The dog of the present report was discharged from the hospital after the owner received recommendations to monitor for regression or recurrence of the residual mass lesion. Five months after hospital discharge, the owners reported the mass had regressed and both the stertor and chronic vomiting had resolved. The resolution of vomiting was consistent with previous reports of a link between upper respiratory obstructive disease and gastrointestinal tract signs in brachycephalic dogs.11–13
The case described in the present report highlighted the challenging nature of diagnosis of histiocytic diseases in dogs.
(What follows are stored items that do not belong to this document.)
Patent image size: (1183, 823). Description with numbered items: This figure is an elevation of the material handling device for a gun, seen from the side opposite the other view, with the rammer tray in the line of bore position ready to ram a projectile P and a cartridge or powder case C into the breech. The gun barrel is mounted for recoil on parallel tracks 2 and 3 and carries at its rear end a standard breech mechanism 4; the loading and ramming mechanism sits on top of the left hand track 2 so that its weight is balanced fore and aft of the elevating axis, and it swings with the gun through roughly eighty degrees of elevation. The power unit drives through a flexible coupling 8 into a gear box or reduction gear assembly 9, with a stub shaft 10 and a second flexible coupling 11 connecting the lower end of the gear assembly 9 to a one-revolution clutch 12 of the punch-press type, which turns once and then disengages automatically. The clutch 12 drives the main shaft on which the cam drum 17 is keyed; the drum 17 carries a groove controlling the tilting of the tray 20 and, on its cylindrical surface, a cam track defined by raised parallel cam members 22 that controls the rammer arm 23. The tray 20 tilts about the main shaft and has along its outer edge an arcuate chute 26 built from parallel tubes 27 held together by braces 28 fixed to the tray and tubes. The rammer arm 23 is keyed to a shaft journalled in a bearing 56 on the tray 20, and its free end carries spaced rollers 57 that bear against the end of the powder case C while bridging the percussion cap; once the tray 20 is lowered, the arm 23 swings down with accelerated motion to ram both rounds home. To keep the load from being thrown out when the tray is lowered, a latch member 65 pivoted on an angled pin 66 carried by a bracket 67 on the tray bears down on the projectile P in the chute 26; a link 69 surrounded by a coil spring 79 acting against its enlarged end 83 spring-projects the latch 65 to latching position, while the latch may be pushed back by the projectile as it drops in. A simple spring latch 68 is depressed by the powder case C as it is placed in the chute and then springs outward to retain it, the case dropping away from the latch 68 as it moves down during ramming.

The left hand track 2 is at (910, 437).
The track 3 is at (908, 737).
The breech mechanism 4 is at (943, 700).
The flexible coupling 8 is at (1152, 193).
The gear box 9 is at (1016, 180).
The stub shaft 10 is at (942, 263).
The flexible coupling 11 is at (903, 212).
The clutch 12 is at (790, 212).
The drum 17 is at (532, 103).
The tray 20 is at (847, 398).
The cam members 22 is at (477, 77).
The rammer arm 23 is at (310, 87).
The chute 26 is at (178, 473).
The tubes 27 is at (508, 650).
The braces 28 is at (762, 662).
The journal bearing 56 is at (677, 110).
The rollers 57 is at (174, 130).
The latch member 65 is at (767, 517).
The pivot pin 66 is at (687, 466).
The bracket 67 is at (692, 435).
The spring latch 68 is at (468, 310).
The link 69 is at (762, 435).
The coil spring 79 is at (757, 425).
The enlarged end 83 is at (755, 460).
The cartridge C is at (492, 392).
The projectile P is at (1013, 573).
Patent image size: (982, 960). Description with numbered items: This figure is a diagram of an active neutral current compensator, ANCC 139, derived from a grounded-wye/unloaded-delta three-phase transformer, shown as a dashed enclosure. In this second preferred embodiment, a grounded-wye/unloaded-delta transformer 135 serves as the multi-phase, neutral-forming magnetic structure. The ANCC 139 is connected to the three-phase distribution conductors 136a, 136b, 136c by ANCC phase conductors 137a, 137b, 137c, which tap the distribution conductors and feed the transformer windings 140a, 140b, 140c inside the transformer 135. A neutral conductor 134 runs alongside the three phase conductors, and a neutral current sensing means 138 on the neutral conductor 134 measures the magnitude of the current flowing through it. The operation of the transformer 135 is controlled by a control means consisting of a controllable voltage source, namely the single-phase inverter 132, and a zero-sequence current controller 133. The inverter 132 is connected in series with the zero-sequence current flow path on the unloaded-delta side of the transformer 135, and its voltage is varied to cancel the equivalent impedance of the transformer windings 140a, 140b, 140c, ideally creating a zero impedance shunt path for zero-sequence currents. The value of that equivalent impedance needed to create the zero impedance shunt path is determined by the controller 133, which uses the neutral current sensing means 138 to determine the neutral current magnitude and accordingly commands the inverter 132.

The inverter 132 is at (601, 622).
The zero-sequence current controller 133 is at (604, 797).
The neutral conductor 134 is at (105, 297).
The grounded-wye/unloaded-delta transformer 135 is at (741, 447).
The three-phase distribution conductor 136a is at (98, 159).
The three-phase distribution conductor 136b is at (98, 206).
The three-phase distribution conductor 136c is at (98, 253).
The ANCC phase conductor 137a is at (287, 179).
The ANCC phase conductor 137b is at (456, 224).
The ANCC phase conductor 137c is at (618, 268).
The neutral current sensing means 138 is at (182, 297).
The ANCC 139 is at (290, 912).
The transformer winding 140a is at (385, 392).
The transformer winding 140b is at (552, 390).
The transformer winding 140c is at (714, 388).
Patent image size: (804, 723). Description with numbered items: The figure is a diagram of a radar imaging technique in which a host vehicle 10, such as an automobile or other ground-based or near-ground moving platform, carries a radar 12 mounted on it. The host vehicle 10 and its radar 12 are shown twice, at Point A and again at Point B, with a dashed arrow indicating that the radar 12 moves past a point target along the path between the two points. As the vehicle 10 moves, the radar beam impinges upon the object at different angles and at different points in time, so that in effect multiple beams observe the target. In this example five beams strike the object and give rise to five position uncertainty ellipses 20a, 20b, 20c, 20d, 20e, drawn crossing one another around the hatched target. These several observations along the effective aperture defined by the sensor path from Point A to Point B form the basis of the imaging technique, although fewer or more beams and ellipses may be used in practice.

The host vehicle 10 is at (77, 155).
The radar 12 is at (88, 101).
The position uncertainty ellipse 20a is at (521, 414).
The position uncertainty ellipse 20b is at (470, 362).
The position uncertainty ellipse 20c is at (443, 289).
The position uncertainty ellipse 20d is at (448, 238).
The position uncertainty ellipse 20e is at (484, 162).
For this dog, cytologic findings were not consistent with a typical cutaneous histiocytoma. The presence of multinucleated crown cells typically indicates a perivascular wall tumor; however, the degree of multinucleation and atypical cells observed in this case were inconsistent with the cellular features that are characteristic of perivascular wall tumors. Because a definitive cytologic diagnosis could not be made, samples of the mass underwent histologic examination, immunohistochemical analyses, and electron microscopy. In most cases of cutaneous histiocytoma, diagnostic testing other than cytologic or histologic examination of samples of the mass is not required. For the dog of the present report, disparity between the cytologic and histopathologic findings and the unusual location of the mass warranted additional testing to definitively diagnose a regressing cutaneous histiocytoma.